Due to the fact that each FB-DIMM has an on-board AMB, and the AMB chip is relatively power hungry, as you load up a system with more and more FB-DIMMs, power consumption can increase dramatically. Because of the more complex nature of the FB-DIMMs themselves, they’re also more expensive than standard registered or un-buffered DIMMs.
While details regarding G3MX are sparse at the moment, the press release from last month gives a few details and somewhat explains the direction AMD is headed with future Opteron platforms. We have, however, unearthed a few more specifics regarding G3MX that we thought you’d be interested in.
The “future Opteron Platform” AMD mentions in their press releases seems to be based on a CPU currently codenamed “Hydra”, as you can see in the image above. The processors will still feature an on-die memory controller, but unlike current platforms it will be geared for DDR3 memory. The processors will interface with one or more G3MX chips, which in turn are connected to the memory ports. G3MX will act as a memory port extender for the memory controller in the CPU socket and provides a serial link to the RAM. Also, the electrical signaling between the memory controller and G3MX is based on HyperTransport 3.0.
The link between the memory controller and each G3MX chip is asymmetrical to allow for predominantly read transactions. We should also note that the CPU G3MX link is 4x the speed of the memory data rate (4:1 ratio [high speed link : DRAM data rate]). And to minimize power consumption, the G3MX chip will feature differential termination and likely be manufactured using an advanced process.
Based on the information we’ve obtained, there will be up to four G3MX channels available to each Hydra CPU, suggesting that Hydra is a native quad-core variant. In all likelihood, Hydra will also be MP capable. G3MX can also interface with both registered and unbuffered DIMMs, which is where another of its benefits lies. Because the G3MX chip will reside on the motherboard (or a daughterboard), systems using the technology can be outfitted with less expensive, standard DIMMs. G3MX will also support higher speeds than current platforms and will likely have official DDR3-1600 support. What G3MX should deliver is a means to relatively inexpensively populate a server or workstation with large amounts of high-speed RAM, without suffering from the signal integrity issues that plague current parallel memory interfaces when they’re heavily loaded.
G3MX chips are scheduled to tape out at the end of this year and sampling is supposed to begin in the first quarter of ’08. If all goes according to plan, full production will begin in the fourth quarter of ’08 and platforms equipped with G3MX should arrive in the 2009 timeframe.

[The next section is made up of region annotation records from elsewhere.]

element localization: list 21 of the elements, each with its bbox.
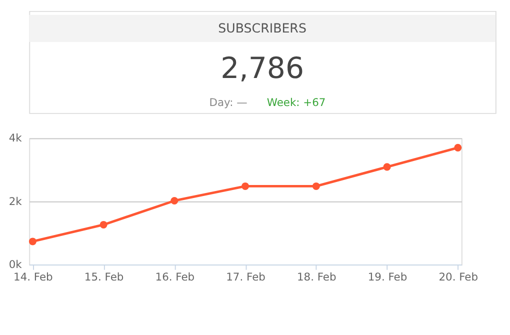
y-tick-label: 0k xyxy=(8,258,23,271)
point xyxy=(383,163,391,171)
y-tick-label: 2k xyxy=(8,194,23,208)
text: Week: +67 xyxy=(266,96,326,110)
point xyxy=(28,238,36,246)
point xyxy=(454,144,462,152)
x-tick-label: 19. Feb xyxy=(368,270,408,284)
x-tick-label: 17. Feb xyxy=(226,270,266,284)
point xyxy=(242,182,250,190)
y-tick-label: 4k xyxy=(8,132,23,145)
point xyxy=(312,182,320,190)
x-tick-label: 16. Feb xyxy=(155,270,195,284)
point xyxy=(100,220,108,228)
text: Day: — xyxy=(209,96,248,110)
chart-title: SUBSCRIBERS xyxy=(218,20,306,36)
point xyxy=(170,196,178,204)
chart-subtitle: 2,786 xyxy=(220,50,304,85)
x-tick-label: 18. Feb xyxy=(297,270,336,284)
x-tick-label: 15. Feb xyxy=(84,270,124,284)
x-tick-label: 14. Feb xyxy=(14,270,54,284)
x-tick-label: 20. Feb xyxy=(438,270,478,284)
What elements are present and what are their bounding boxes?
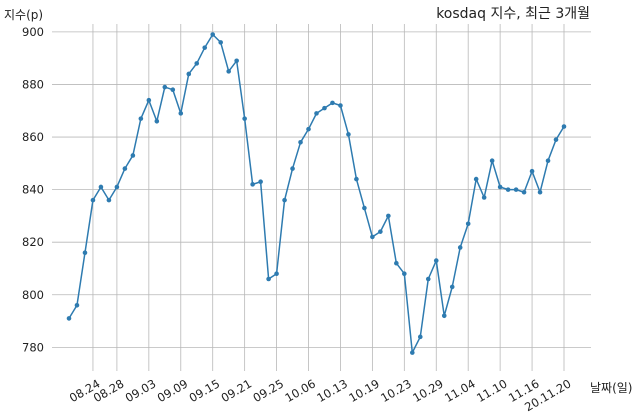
data-point (290, 166, 295, 171)
x-tick-label: 09.25 (251, 376, 287, 405)
data-point (473, 176, 479, 182)
data-point (74, 302, 80, 308)
data-point (330, 100, 335, 106)
data-point (242, 116, 247, 121)
data-point (402, 271, 407, 277)
data-point (146, 97, 152, 103)
data-point (561, 124, 567, 129)
data-point (154, 118, 160, 124)
x-tick-label: 10.29 (410, 376, 446, 405)
x-tick-label: 10.23 (378, 376, 414, 405)
data-point (378, 229, 383, 234)
data-point (497, 184, 503, 190)
data-point (202, 45, 208, 50)
data-point (114, 184, 120, 190)
x-axis-ticks: 08.2408.2809.0309.0909.1509.2109.2510.06… (67, 376, 574, 414)
y-tick-label: 840 (22, 183, 44, 197)
x-tick-label: 10.06 (282, 376, 318, 405)
data-point (553, 137, 559, 142)
data-point (274, 271, 279, 277)
data-point (234, 58, 239, 64)
data-point (545, 158, 551, 163)
data-point (465, 221, 471, 227)
y-tick-label: 800 (22, 288, 44, 302)
y-tick-label: 820 (22, 235, 44, 249)
data-point (449, 284, 455, 290)
data-point (370, 234, 375, 240)
data-point (106, 197, 112, 203)
data-point (178, 111, 184, 116)
data-point (362, 205, 367, 211)
data-point (537, 189, 543, 195)
data-point (210, 32, 216, 37)
data-point (266, 276, 271, 282)
data-point (521, 189, 527, 195)
data-point (354, 176, 359, 182)
data-point (394, 260, 399, 266)
y-axis-ticks: 780 800 820 840 860 880 900 (22, 25, 44, 354)
data-point (505, 187, 511, 192)
data-point (346, 132, 351, 137)
y-tick-label: 900 (22, 25, 44, 39)
data-point (218, 40, 223, 45)
x-tick-label: 11.04 (442, 376, 478, 405)
data-point (66, 316, 72, 321)
data-point (130, 153, 136, 158)
y-tick-label: 860 (22, 130, 44, 144)
data-point (250, 182, 255, 187)
data-point (82, 250, 88, 256)
y-tick-label: 880 (22, 77, 44, 91)
data-point (417, 334, 423, 340)
data-point (162, 84, 168, 90)
data-point (122, 166, 128, 171)
data-point (186, 71, 192, 77)
data-point (98, 184, 104, 190)
data-point (338, 103, 343, 108)
x-tick-label: 10.13 (314, 376, 350, 405)
x-tick-label: 09.15 (187, 376, 223, 405)
data-point (170, 87, 176, 93)
data-point (258, 179, 263, 185)
x-tick-label: 11.10 (474, 376, 510, 405)
data-point (457, 245, 463, 250)
x-tick-label: 09.03 (123, 376, 159, 405)
data-point (425, 276, 431, 282)
data-point (138, 116, 144, 121)
data-point (410, 350, 415, 355)
y-axis-label: 지수(p) (4, 8, 43, 22)
gridlines (52, 24, 591, 371)
data-point (529, 168, 535, 174)
x-tick-label: 10.19 (346, 376, 382, 405)
x-tick-label: 09.21 (219, 376, 255, 405)
data-point (194, 61, 200, 66)
data-point (441, 313, 447, 319)
data-point (298, 139, 303, 145)
data-point (322, 105, 327, 111)
data-point (90, 197, 96, 203)
x-tick-label: 09.09 (155, 376, 191, 405)
data-point (481, 195, 487, 200)
data-point (306, 126, 311, 132)
data-point (386, 213, 391, 219)
data-point (282, 197, 287, 203)
series-line (68, 33, 565, 354)
data-point (314, 111, 319, 116)
data-point (513, 187, 519, 192)
series (66, 32, 567, 355)
chart-title: kosdaq 지수, 최근 3개월 (436, 6, 590, 22)
x-axis-label: 날짜(일) (590, 381, 632, 395)
data-point (433, 258, 439, 263)
data-point (226, 69, 231, 74)
data-point (489, 158, 495, 163)
y-tick-label: 780 (22, 340, 44, 354)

We have also received some information that Intel is headed in a similar direction with their future platforms. We’ve heard that Intel is designing an “AMB2”, which like G3MX, is a “BOB” (buffer on board) type implementation, rather than being resident on DIMM modules. We’re not clear on the timeline for AMB2 and whether it will be a discrete chip or an integral block of a future Intel core logic chipset, but we do know it is coming.